重入锁ReentrantLock,顾名思义就是支持重进入的锁:它表示该锁能够支持一个线程对资源的重复加锁。初次之外,该锁还支持获取锁时的公平和非公平选择
重进入是指任意线程在获取锁之后能够再次获取该锁而不会被锁阻塞,该特性的实现需要解决以下两个问题:
ReentrantLock是通过AQS实现自定义同步器来实现锁的获取和释放,以非公平性实现为例,其源代码如下:
public class ReentrantLock implements Lock, java.io.Serializable {
private static final long serialVersionUID = 7373984872572414699L;
/** Synchronizer providing all implementation mechanics */
private final Sync sync;
......
abstract static class Sync extends AbstractQueuedSynchronizer {
private static final long serialVersionUID = -5179523762034025860L;
abstract void lock();
final boolean nonfairTryAcquire(int acquires) {
final Thread current = Thread.currentThread();
int c = getState();
if (c == 0) {
if (compareAndSetState(0, acquires)) {
setExclusiveOwnerThread(current);
return true;
}
}
//这里是实现重复获取该锁资源的关键
else if (current == getExclusiveOwnerThread()) {
int nextc = c + acquires;
if (nextc < 0) // overflow
throw new Error("Maximum lock count exceeded");
setState(nextc);
return true;
}
return false;
}
......
}
......
}
该方法增加了再次获取同步获取同步状态的逻辑:即当判断如果该锁已经被获取之后,在下一个if分支中,判断试图获取的线程是否是持有锁的线程!

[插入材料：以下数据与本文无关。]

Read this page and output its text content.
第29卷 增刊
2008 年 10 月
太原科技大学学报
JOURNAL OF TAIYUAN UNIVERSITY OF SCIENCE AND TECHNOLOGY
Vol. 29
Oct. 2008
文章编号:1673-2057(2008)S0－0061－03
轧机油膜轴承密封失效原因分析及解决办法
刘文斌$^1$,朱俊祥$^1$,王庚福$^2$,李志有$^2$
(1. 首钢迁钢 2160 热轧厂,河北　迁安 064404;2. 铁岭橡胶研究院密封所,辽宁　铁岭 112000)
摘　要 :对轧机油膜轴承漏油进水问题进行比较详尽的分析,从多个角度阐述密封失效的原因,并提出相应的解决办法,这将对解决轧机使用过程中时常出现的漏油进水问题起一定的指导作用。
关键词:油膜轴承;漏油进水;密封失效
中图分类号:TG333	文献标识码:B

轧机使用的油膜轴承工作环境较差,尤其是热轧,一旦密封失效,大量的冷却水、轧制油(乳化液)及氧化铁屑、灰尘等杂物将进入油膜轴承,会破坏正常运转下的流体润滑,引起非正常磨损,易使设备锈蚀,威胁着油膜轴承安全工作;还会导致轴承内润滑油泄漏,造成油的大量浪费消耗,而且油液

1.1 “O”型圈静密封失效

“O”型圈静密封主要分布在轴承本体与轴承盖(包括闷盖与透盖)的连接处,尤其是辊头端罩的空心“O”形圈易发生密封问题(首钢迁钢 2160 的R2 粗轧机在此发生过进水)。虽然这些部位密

else if (current == getExclusiveOwnerThread()) {
......
}
同样的,每当线程重复获取该锁,就会有相应的释放锁的动作,下面是ReentrantLock的tryRelease
abstract static class Sync extends AbstractQueuedSynchronizer {
private static final long serialVersionUID = -5179523762034025860L;
protected final boolean tryRelease(int releases) {
int c = getState() - releases;
if (Thread.currentThread() != getExclusiveOwnerThread())
throw new IllegalMonitorStateException();
boolean free = false;
if (c == 0) {
free = true;
setExclusiveOwnerThread(null);
}
setState(c);
return free;
}
}
如果该锁被获取了 n 次,那么前(n-1)次 tryRelease(int releases)方法必须返回 false,而只有同步状态完全释放了,才能返回 true。当同步状态为0时,将占有线程设置为null,并返回true,表示释放成功。

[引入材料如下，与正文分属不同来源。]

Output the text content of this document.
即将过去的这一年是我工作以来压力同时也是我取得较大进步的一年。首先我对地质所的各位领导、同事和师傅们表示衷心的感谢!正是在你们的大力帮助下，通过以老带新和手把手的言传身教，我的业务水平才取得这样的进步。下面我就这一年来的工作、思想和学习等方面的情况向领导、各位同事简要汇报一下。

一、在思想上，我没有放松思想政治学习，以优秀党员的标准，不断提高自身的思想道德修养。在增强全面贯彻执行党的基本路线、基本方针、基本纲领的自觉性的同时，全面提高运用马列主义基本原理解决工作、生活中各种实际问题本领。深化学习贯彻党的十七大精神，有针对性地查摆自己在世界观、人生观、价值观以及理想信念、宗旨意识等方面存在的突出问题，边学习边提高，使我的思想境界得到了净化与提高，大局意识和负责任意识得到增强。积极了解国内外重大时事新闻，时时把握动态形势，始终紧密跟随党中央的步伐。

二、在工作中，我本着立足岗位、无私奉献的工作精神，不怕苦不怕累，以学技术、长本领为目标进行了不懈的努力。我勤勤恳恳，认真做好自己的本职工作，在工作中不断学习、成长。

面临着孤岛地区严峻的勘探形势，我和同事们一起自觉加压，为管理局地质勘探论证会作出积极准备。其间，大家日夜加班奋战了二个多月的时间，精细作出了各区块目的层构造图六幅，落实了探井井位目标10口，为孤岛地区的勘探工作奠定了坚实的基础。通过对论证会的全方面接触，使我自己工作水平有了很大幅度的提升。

公平与非公平是针对获取锁而言的:例如获取锁的顺序是由线程何时进入同步队列中决定的,那么它就是公平获取,也就是FIFO;反之
上面提及到的nonfairTryAcquire(int acquires),从命名不难看出,是非公平的获取锁,只要CAS成功设置同步状态,就被认为线程已经获取了该锁。而公平锁则不一样,它需要先判断线程在同步队列中此时有无前驱节点,若有,则判断此时有其他线程排在其前面等待获取该锁。其源代码如下:
public class ReentrantLock implements Lock, java.io.Serializable {{
static final class FairSync extends Sync {
private static final long serialVersionUID = -3000897897090466540L;
final void lock() {
acquire(1);
}
protected final boolean tryAcquire(int acquires) {
final Thread current = Thread.currentThread();
int c = getState();
if (c == 0) {
//这里的hasQueuedPredecessors()表示判断是否有前驱节点,没有的话就返回false
if (!hasQueuedPredecessors() &&
compareAndSetState(0, acquires)) {
setExclusiveOwnerThread(current);
return true;
}
}
else if (current == getExclusiveOwnerThread()) {
int nextc = c + acquires;
if (nextc < 0)
throw new Error("Maximum lock count exceeded");
setState(nextc);
return true;
}
return false;
}
}
}
默认实现
实际上观察ReentrantLock源代码,可以看到其默认实现是非公平锁
public ReentrantLock() {
sync = new NonfairSync();
}
public ReentrantLock(boolean fair) {
sync = fair ? new FairSync() : new NonfairSync();
}
相较于公平锁,非公平锁开销更小。公平锁保证了锁的获取符合FIFO原则,但是其代价是大量的线程切换。非公平锁虽然可能造成线程“饥饿”,但是其极少的线程切换,保证了更大的吞吐量。